No parking for the disabled ... able-bodied drivers keeping them out
Sheldon Williams, Staff Reporter
DISABLED DRIVERS are being kept out of parking spaces designated for them by able-bodied drivers and there is little the police or the Jamaica Council for Persons with Disabilities (JCPD) can do about it as they have no jurisdiction over private property.
The International Symbol of Access, also known as the (International) Wheelchair Symbol, that shows the image of a blue square overlaid in white with a stylised image of a person using a wheelchair is used to identify these parking spaces, but is no deterrent to some motorists who are not disabled.
Adrienne Pinnock, public education officer at JCPD, the entity that supplies disabled motorists with specialised disabled stickers, admitted that they are aware of the infringement.
She explained that there is no action the entity can take against operators of parking lots and places where these parking spaces are being abused because there is no legal obligation for them to honour. The provision of disabled parking spaces is based solely on their discretion.
"Before the 22nd of July, the only autonomy we had was one of voluntary compliance. So we would go into entities where we were invited or invite ourselves where we were accepted and provide education as to the importance of having a parking space," Pinnock said.
"But while the Disability Bill has been tabled (and passed), when it becomes law, it will give us that legal autonomy to compel persons to provide these spaces. But before then, we didn't have that autonomy," she reasoned.

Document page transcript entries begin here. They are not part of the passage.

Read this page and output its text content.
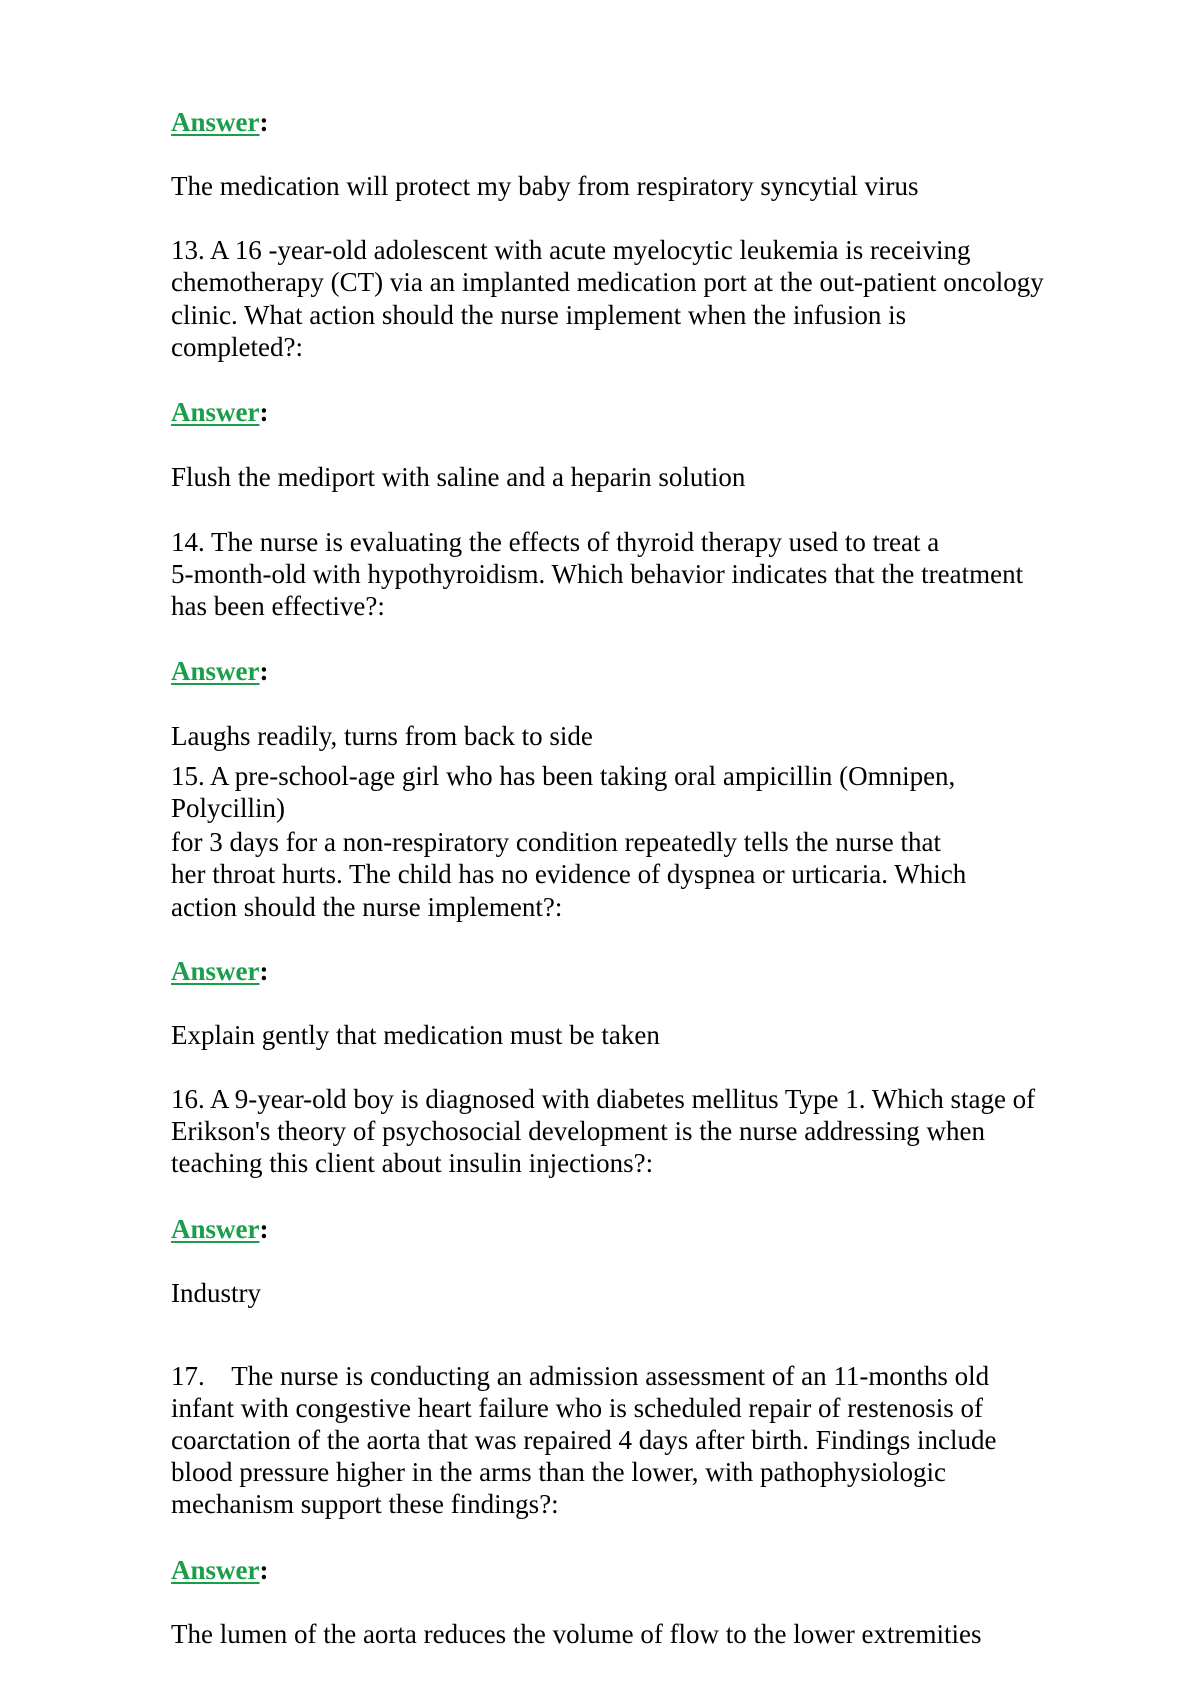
Answer:

The medication will protect my baby from respiratory syncytial virus

13. A 16 -year-old adolescent with acute myelocytic leukemia is receiving

chemotherapy (CT) via an implanted medication port at the out-patient oncology

clinic. What action should the nurse implement when the infusion is

completed?:

Answer:

Flush the mediport with saline and a heparin solution

14. The nurse is evaluating the effects of thyroid therapy used to treat a

5-month-old with hypothyroidism. Which behavior indicates that the treatment

has been effective?:

Answer:

Laughs readily, turns from back to side

15. A pre-school-age girl who has been taking oral ampicillin (Omnipen,

Polycillin)

for 3 days for a non-respiratory condition repeatedly tells the nurse that

her throat hurts. The child has no evidence of dyspnea or urticaria. Which

action should the nurse implement?:

Answer:

Explain gently that medication must be taken

16. A 9-year-old boy is diagnosed with diabetes mellitus Type 1. Which stage of

Erikson's theory of psychosocial development is the nurse addressing when

teaching this client about insulin injections?:

Answer:

Industry

17.    The nurse is conducting an admission assessment of an 11-months old

infant with congestive heart failure who is scheduled repair of restenosis of

coarctation of the aorta that was repaired 4 days after birth. Findings include

blood pressure higher in the arms than the lower, with pathophysiologic

mechanism support these findings?:

Answer:

The lumen of the aorta reduces the volume of flow to the lower extremities
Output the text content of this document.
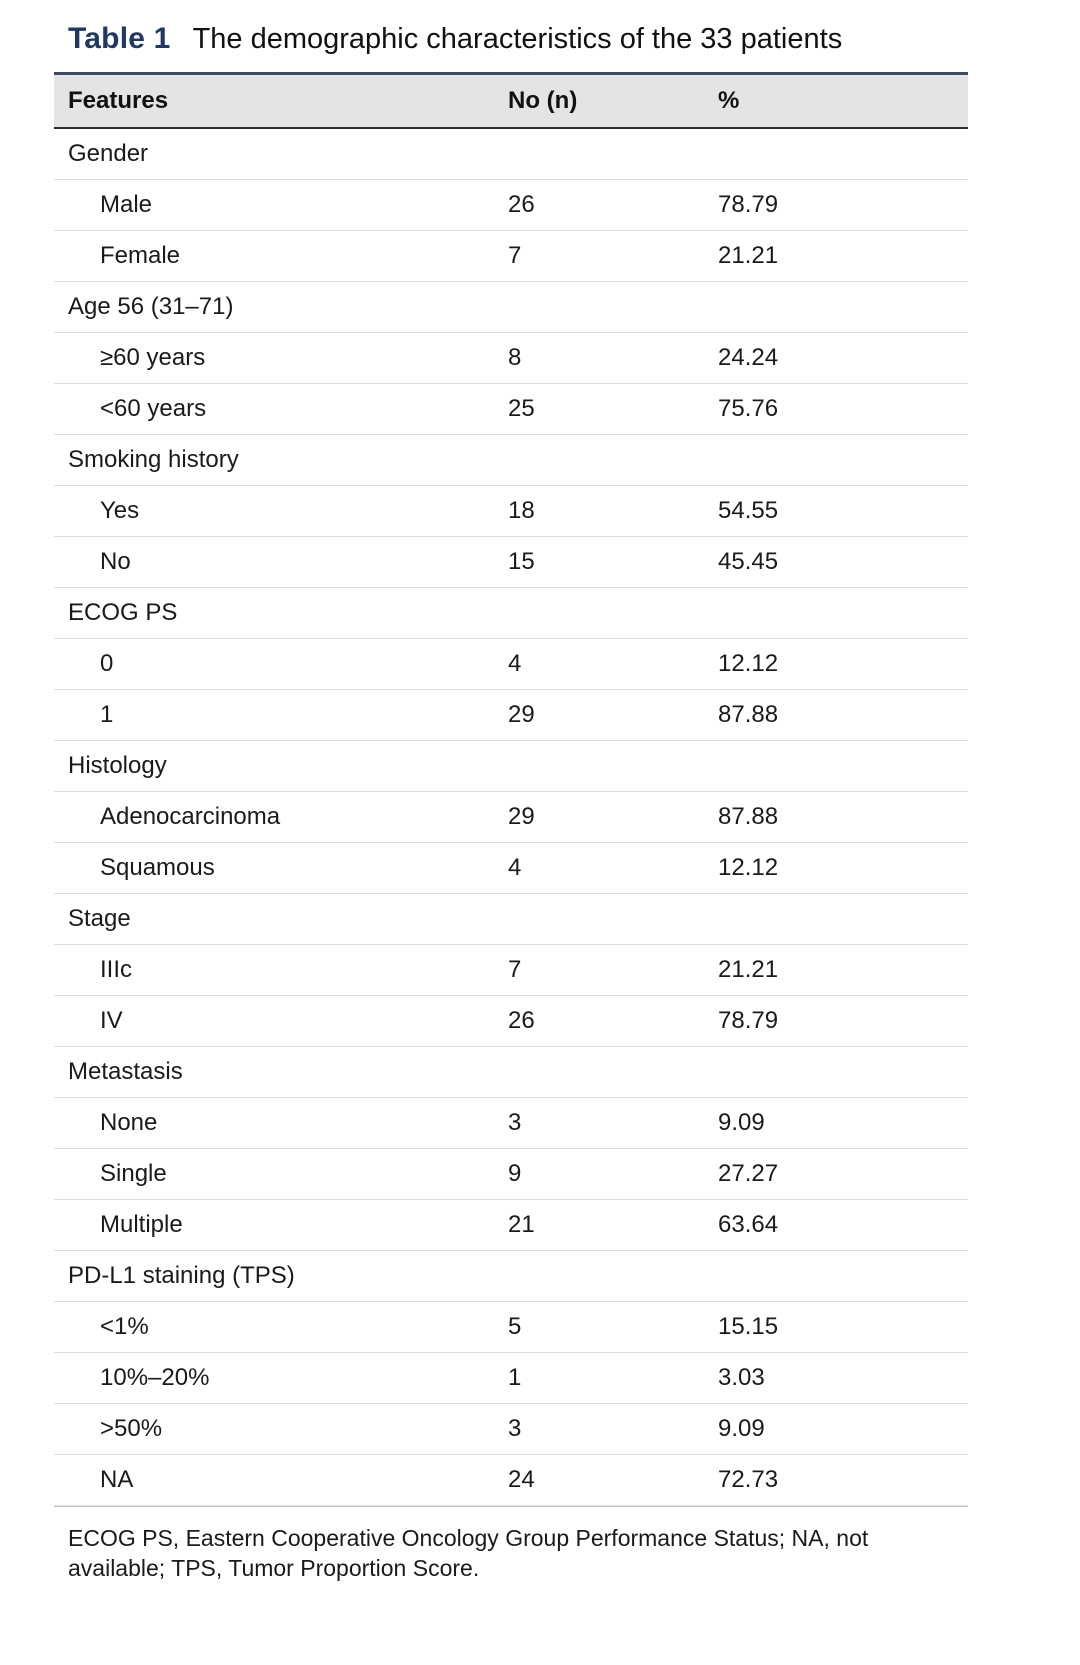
Table 1 The demographic characteristics of the 33 patients
Features	No (n)	%
Gender		
Male	26	78.79
Female	7	21.21
Age 56 (31–71)		
≥60 years	8	24.24
<60 years	25	75.76
Smoking history		
Yes	18	54.55
No	15	45.45
ECOG PS		
0	4	12.12
1	29	87.88
Histology		
Adenocarcinoma	29	87.88
Squamous	4	12.12
Stage		
IIIc	7	21.21
IV	26	78.79
Metastasis		
None	3	9.09
Single	9	27.27
Multiple	21	63.64
PD-L1 staining (TPS)		
<1%	5	15.15
10%–20%	1	3.03
>50%	3	9.09
NA	24	72.73
ECOG PS, Eastern Cooperative Oncology Group Performance Status; NA, not available; TPS, Tumor Proportion Score.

"You cannot enter someone's private premises and compel them to. There is no monitoring or transferring of information," she emphasised. However, she revealed that if disabled parking spaces are abused on the public roadways, then there is claim to recourse and the police can prosecute.
"If you are on the public road, say for instance, you are downtown, and you park in a parking lot that is designed for someone with a disability, that's where the police have some autonomy, but in a private company they would not. Now with the law, it will give the Jamaica Constabulary Force (JCF) and Jamaica Council for Persons with Disabilities, the autonomy they need," she added.
private vs public property
Deputy Superintendent of Police (DSP) Gary McKenzie of the JCF Traffic division underscored Pinnock's point.
"The situation is that in a mall, it is really a private property with public access and the designated areas that are made out are made out by the property owner. In terms of a criminal offence, the police do not have the latitude to prosecute a person for say disobeying a road traffic sign. If it is on the road, then the police have that jurisdiction," DSP McKenzie told The Gleaner.
He said offenders can be charged if they infringe on these parking areas in public spaces. "The offence would be failing to comply with road traffic signs with parking in an area designated for disabled parking," DSP McKenzie said.